The family-owned tree farm starts spreading cheer November 20
Rows of five- and six-foot ”Carolina Sapphires” grow at Lebanon Christmas Tree Farm.
Every morning, Julianna Velarde rides her golf cart through her family’s tree farm in Ridgeville, inspecting the trunk girth and foliage of species such as lacy Leyland cypress, blue-green “Carolina Sapphires,” and fragrant spruce and Virginia pines. Driving along the neat rows, Velarde is on the lookout for the quintessential Christmas tree—not too skinny, not too wide, always pointy on top. It’s a job she takes seriously as soon hundreds of cars will line up alongside the dirt road leading to Lebanon Christmas Tree Farm filled with families who have “sleigh bells on their brains” and visions of cutting down the perfect holiday evergreen.
Each November since 1985, the Christmas tree farm, one of 15,000 that dot the country, has opened its gates in hopes of spreading good tidings and cheer. The 30 planted acres offer a cut-your-own tree experience‚ a nostalgic wonderland where people are encouraged to don their best (or worst) holiday sweaters, pack a picnic, and stay for a day filled with joyful activities.

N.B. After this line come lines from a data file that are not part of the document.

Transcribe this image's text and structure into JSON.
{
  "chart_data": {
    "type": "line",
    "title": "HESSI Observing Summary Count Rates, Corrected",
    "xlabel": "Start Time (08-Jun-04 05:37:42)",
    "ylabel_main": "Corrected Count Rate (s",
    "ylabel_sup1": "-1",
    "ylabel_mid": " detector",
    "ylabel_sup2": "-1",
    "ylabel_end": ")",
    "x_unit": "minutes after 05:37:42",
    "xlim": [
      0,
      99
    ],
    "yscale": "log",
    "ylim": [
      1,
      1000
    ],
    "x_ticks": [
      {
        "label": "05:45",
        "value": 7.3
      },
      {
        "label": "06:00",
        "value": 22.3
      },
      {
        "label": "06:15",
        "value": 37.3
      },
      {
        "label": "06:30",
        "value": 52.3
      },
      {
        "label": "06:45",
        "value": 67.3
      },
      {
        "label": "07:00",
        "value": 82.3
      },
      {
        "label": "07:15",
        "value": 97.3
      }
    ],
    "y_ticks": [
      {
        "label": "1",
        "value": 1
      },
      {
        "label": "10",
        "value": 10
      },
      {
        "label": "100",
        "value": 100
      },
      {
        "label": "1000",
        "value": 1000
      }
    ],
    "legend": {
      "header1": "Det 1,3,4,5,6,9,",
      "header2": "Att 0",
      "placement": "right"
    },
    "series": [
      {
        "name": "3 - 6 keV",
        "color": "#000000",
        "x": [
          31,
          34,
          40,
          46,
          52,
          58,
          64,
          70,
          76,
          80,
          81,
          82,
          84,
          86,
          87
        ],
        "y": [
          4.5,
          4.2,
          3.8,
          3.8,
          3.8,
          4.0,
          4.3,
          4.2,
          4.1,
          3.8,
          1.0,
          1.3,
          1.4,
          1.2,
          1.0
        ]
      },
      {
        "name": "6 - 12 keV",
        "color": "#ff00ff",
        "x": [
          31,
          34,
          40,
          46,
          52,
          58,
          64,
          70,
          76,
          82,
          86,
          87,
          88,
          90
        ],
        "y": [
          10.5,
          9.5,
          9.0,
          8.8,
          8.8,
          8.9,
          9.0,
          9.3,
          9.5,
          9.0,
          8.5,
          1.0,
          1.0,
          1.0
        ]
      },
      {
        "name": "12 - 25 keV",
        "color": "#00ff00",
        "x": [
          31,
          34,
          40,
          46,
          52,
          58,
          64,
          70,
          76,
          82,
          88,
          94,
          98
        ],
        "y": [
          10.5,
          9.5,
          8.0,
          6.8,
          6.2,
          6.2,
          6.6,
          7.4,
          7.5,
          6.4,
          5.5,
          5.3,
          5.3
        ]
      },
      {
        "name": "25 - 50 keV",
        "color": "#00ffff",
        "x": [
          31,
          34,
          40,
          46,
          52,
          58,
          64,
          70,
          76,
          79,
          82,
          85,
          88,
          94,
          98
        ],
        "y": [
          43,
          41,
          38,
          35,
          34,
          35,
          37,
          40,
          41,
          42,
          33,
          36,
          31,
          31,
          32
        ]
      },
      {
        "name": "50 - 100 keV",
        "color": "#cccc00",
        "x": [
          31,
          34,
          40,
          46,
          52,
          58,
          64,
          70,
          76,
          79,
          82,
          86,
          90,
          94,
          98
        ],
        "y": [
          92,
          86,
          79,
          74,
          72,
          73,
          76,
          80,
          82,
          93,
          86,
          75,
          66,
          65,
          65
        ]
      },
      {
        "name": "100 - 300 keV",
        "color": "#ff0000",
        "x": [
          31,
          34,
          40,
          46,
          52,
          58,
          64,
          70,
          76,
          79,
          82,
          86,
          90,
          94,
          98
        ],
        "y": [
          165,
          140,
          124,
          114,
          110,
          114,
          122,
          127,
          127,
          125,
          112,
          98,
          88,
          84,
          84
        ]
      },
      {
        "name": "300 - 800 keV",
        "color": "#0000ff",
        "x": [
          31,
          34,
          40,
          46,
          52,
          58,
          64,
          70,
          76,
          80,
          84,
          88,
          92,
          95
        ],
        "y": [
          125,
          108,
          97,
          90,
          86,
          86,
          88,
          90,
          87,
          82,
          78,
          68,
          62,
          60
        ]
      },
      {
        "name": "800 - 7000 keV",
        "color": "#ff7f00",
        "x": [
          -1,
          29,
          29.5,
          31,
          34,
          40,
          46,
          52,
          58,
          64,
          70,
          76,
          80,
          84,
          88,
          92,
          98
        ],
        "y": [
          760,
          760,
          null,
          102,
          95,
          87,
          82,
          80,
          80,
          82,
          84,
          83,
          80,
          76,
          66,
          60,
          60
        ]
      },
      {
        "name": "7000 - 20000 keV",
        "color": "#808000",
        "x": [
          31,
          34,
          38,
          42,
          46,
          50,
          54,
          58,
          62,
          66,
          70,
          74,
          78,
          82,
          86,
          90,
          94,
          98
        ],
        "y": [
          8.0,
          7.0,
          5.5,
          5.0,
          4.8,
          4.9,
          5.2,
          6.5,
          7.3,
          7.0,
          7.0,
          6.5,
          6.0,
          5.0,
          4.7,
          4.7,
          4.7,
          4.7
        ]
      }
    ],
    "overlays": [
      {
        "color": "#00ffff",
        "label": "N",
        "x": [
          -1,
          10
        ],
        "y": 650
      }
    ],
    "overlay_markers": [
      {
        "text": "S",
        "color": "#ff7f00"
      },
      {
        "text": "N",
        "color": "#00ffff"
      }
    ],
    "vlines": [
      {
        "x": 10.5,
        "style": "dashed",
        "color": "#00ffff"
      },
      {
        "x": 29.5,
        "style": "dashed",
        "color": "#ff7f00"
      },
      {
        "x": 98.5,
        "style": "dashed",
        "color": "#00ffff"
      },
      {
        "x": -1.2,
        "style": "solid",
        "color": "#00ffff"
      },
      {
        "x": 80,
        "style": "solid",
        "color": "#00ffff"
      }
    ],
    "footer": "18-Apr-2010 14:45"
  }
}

The family acquired their land in the idyllic community of Lebanon, outside of Ridgeville, in the 1930s with money earned through a lucrative raccoon fur business. The hides were shipped to California, where many Old Hollywood mavens wore luxury coats made of their pelts.
(Left to right) How lovely are the branches of the evergreens lined up in rows at the Lebanon Christmas Tree Farm in Ridgeville, growing strong and ready to hold twinkling lights, bright stars, colorful orbs, and family ornaments in homes across the Lowcountry; (From left) Caroline Yerich, her late husband Dr. Kim Yerich, their daughter Julianna Velarde, and her husband Cesar Velarde
Velarde’s father, Kim Yerich, who spent his career as a veterinarian, started the tree farm with his late uncle. Yerich was an old-school, pen-and-paper guy until 2013, when Velarde ushered in new technology and more efficient systems to help the farm thrive. Each year, the father-daughter duo would make bets on which tree would be the first to sell. They were rarely right. “One year, we were convinced this one ugly tree would never be chosen, but it was the first one sold!” Velarde recalls. “It goes to show that the best Christmas tree is the one that people love.”
Yerich passed away in August at the age of 65, leaving Velarde with big shoes to fill. “My father was a people person, always happy and bubbly. He was my best friend and business partner. We complemented each other. He knew everything about trees and loved his family so much.”
That commitment drives Velarde to improve on the vision she and her late father shared. In addition to more efficient business practices, Velarde brings warmth and love to the operation, including making sure Santa responds in a timely manner to the letters he receives at the tree farm. “I do that because that is the spirit and joy of Christmas,” she says.
This January, she’ll plant two trees for each one cut down, like her father always did, keeping the tradition alive for generations to come.
“To me, Christmas means happiness and family. And that’s what I try hard to do with the tree farm,” Velarde says.
It’s Beginning to Look a Lot Like Christmas
Open November 20 to December 12
Monday-Friday, 10 a.m. to 5:30 p.m., Saturday & Sunday, 9 a.m. to 5:30 p.m.
Admission is free; Trees are priced by height, starting at $40.